After spending time in Seoul and Busan—and studying Korean food and culture throughout the United States—I've come to realize that Koreans, simply-put, are some of the most dedicated partiers on the planet. In Korean culture, eating food and drinking alcohol are so tightly interwoven that it's often hard to separate the two. At restaurants and pochas (short for pojangmacha, the tented street restaurants lining the majors cities in Korea), you will find packs of Korean men and women sitting at tables lined with amber and green shaded bottles, a ritualistic communal unwind that will always include plates upon plates of food.

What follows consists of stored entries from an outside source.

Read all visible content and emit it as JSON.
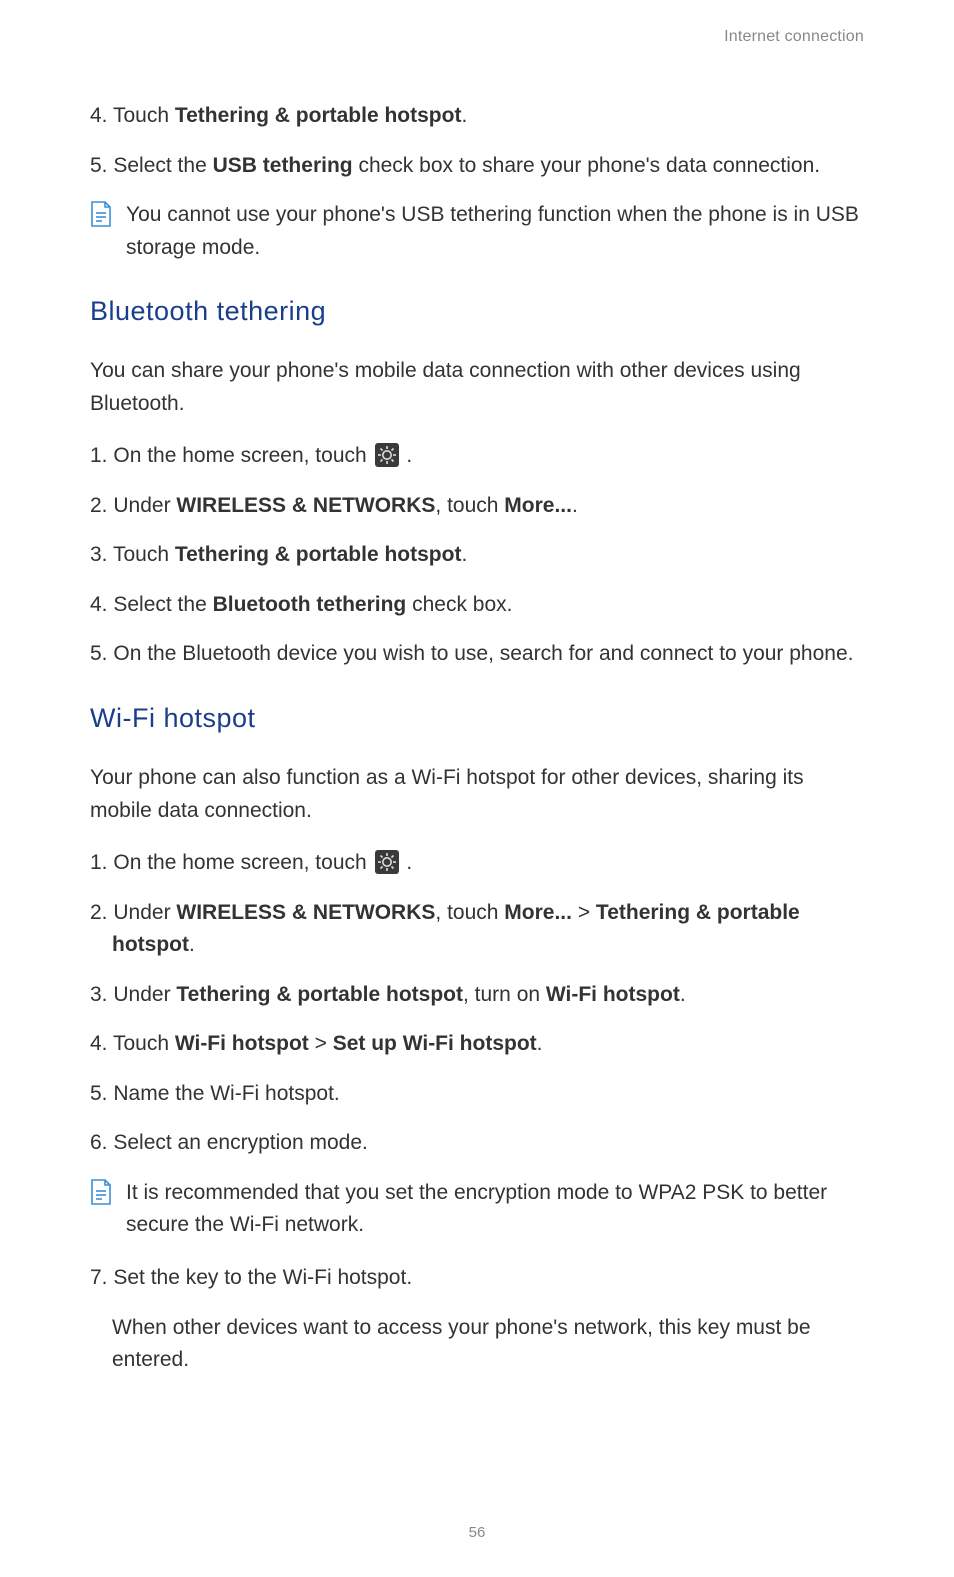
{
  "header": {
    "running": "Internet connection"
  },
  "top_steps": {
    "s4": {
      "num": "4. ",
      "pre": "Touch ",
      "bold": "Tethering & portable hotspot",
      "post": "."
    },
    "s5": {
      "num": "5. ",
      "pre": "Select the ",
      "bold": "USB tethering",
      "post": " check box to share your phone's data connection."
    }
  },
  "note1": "You cannot use your phone's USB tethering function when the phone is in USB storage mode.",
  "section1": {
    "heading": "Bluetooth  tethering",
    "intro": "You can share your phone's mobile data connection with other devices using Bluetooth.",
    "s1": {
      "num": "1. ",
      "pre": "On the home screen, touch ",
      "post": " ."
    },
    "s2": {
      "num": "2. ",
      "pre": "Under ",
      "bold1": "WIRELESS & NETWORKS",
      "mid": ", touch ",
      "bold2": "More...",
      "post": "."
    },
    "s3": {
      "num": "3. ",
      "pre": "Touch ",
      "bold": "Tethering & portable hotspot",
      "post": "."
    },
    "s4": {
      "num": "4. ",
      "pre": "Select the ",
      "bold": "Bluetooth tethering",
      "post": " check box."
    },
    "s5": {
      "num": "5. ",
      "text": "On the Bluetooth device you wish to use, search for and connect to your phone."
    }
  },
  "section2": {
    "heading": "Wi-Fi  hotspot",
    "intro": "Your phone can also function as a Wi-Fi hotspot for other devices, sharing its mobile data connection.",
    "s1": {
      "num": "1. ",
      "pre": "On the home screen, touch ",
      "post": " ."
    },
    "s2": {
      "num": "2. ",
      "pre": "Under ",
      "bold1": "WIRELESS & NETWORKS",
      "mid": ", touch ",
      "bold2": "More...",
      "mid2": " > ",
      "bold3": "Tethering & portable hotspot",
      "post": "."
    },
    "s3": {
      "num": "3. ",
      "pre": "Under ",
      "bold1": "Tethering & portable hotspot",
      "mid": ", turn on ",
      "bold2": "Wi-Fi hotspot",
      "post": "."
    },
    "s4": {
      "num": "4. ",
      "pre": "Touch ",
      "bold1": "Wi-Fi hotspot",
      "mid": " > ",
      "bold2": "Set up Wi-Fi hotspot",
      "post": "."
    },
    "s5": {
      "num": "5. ",
      "text": "Name the Wi-Fi hotspot."
    },
    "s6": {
      "num": "6. ",
      "text": "Select an encryption mode."
    },
    "note2": "It is recommended that you set the encryption mode to WPA2 PSK to better secure the Wi-Fi network.",
    "s7": {
      "num": "7. ",
      "text": "Set the key to the Wi-Fi hotspot."
    },
    "s7sub": "When other devices want to access your phone's network, this key must be entered."
  },
  "page_number": "56"
}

Toyose is this kind of place. The menu is too long, the drinks are too big. Torn with indecision in the face of six pages of small print, we settle on a snack plate to accompany the massive plastic jug of Hite beer that's just arrived. There is a pile of dried file fish and squid, a sort of Pohang pupu platter that also includes peanuts, wasabi peas and, as a wild curveball, dried mangos and bananas. The seafood is dunked in a choice of Sriracha mayonnaise or chojang, a blend of gochujang (sweet and spicy pepper paste), mirin (sweet rice wine), garlic and rice wine vinegar.

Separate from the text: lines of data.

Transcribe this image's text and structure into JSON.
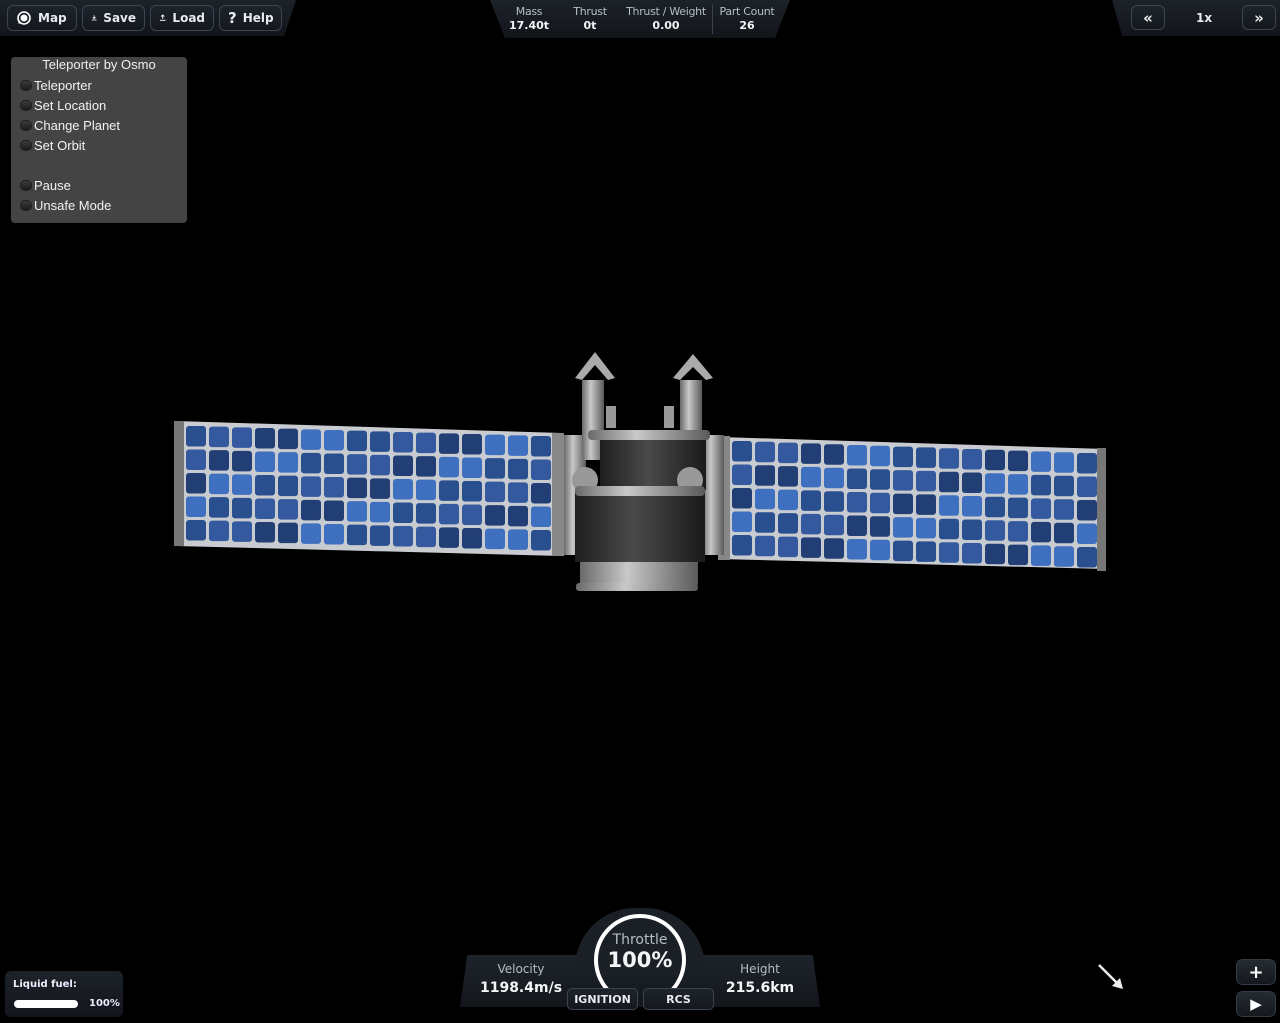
{
  "toolbar": {
    "buttons": [
      {
        "label": "Map",
        "icon": "map-icon"
      },
      {
        "label": "Save",
        "icon": "save-icon"
      },
      {
        "label": "Load",
        "icon": "load-icon"
      },
      {
        "label": "Help",
        "icon": "help-icon"
      }
    ]
  },
  "stats": {
    "mass": {
      "label": "Mass",
      "value": "17.40t"
    },
    "thrust": {
      "label": "Thrust",
      "value": "0t"
    },
    "twr": {
      "label": "Thrust / Weight",
      "value": "0.00"
    },
    "parts": {
      "label": "Part Count",
      "value": "26"
    }
  },
  "time_warp": {
    "slower_label": "«",
    "faster_label": "»",
    "value": "1x"
  },
  "teleporter": {
    "title": "Teleporter by Osmo",
    "items": [
      {
        "label": "Teleporter",
        "on": false
      },
      {
        "label": "Set Location",
        "on": false
      },
      {
        "label": "Change Planet",
        "on": false
      },
      {
        "label": "Set Orbit",
        "on": false
      },
      {
        "label": "Pause",
        "on": false
      },
      {
        "label": "Unsafe Mode",
        "on": false
      }
    ]
  },
  "fuel": {
    "label": "Liquid fuel:",
    "percent_text": "100%",
    "fraction": 1.0
  },
  "flight": {
    "velocity": {
      "label": "Velocity",
      "value": "1198.4m/s"
    },
    "throttle": {
      "label": "Throttle",
      "value": "100%",
      "fraction": 1.0
    },
    "height": {
      "label": "Height",
      "value": "215.6km"
    },
    "ignition_label": "IGNITION",
    "rcs_label": "RCS"
  },
  "controls": {
    "add_label": "+",
    "play_label": "▶"
  },
  "colors": {
    "panel_bg": "#444444",
    "hud_bg": "#1a1f25",
    "solar_cell": "#2a4f8f",
    "solar_cell_light": "#3f6fbf",
    "solar_frame": "#c8ccd0"
  }
}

The plate arrives with a pretty minimal banchan set up (small plates of snacks and condiments that accompany every Korean meal) of daikon and cabbage kimchi, seasoned bean sprouts, and stale popcorn and we dive in. On this weeknight, the place is half full, and mostly Korean—less our warmed-up group of four ordering the fish jerky. And while snacking is part of the pocha experience, the food at a Korean bar can run wild, from soups and stews to noodles. This is not snacking food, but Koreatown pub grub.
Jaengban guksu is kind of like a Korean chef salad, a showcase of knife work, and a great example of the Korean kitchen outside of the universally known grilled meat and tacos. On this night, one in which we'd gotten a little loose with Dominique Crenn, we were pretty much full when we arrived, and the jaengban guksu is no small undertaking. A mountain of soba noodles with a rainbow of vegetables: napa cabbage, carrots, romaine lettuce, pickled daikon, chrysanthemum leaves, and bell peppers, all topped with more chojang. In the center, a fist of boiled eggs and sliced pig's feet. It was wonderful to behold.

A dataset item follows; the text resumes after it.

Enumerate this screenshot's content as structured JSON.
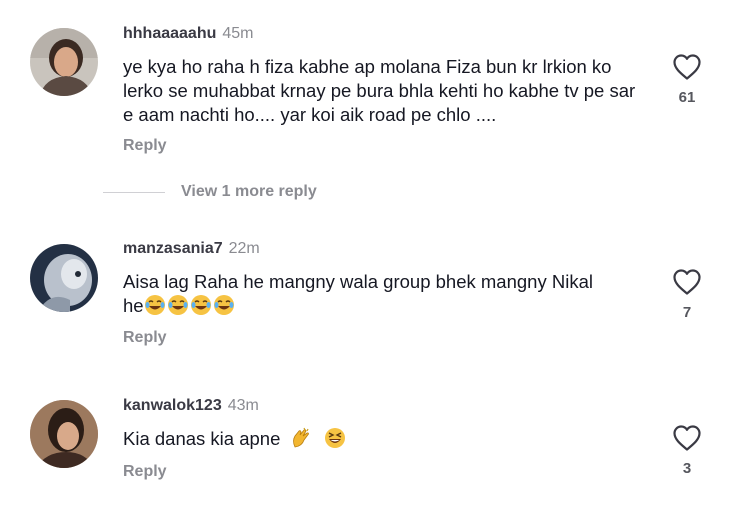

But the jaengban guksu wasn't the main event. When I think of pocha eating, especially the final pocha stop of the night (in Koreatown, you can pocha x 3 if you're really feeling ripe), I think of one dish: jogaetang. It's a light, very spicy clam soup that is typically served boiling over a butane burner. The heat comes at you from multiple directions: the scalding stock, the fire from beneath, and a handful of sliced chiles burning your tongue. It's a reset of sorts, a piping elixir that blankets the belly and washes away the effects of that last, ill-advised Jameson shot.
At Toyose, the soup came just in the nick of time. 15 minutes later, check paid and our hearts glowing with the warmth of Korean comfort food and bottles of soju, we were passed out in an Uber while Yeezus played on the radio, starting our long journey back to Oakland.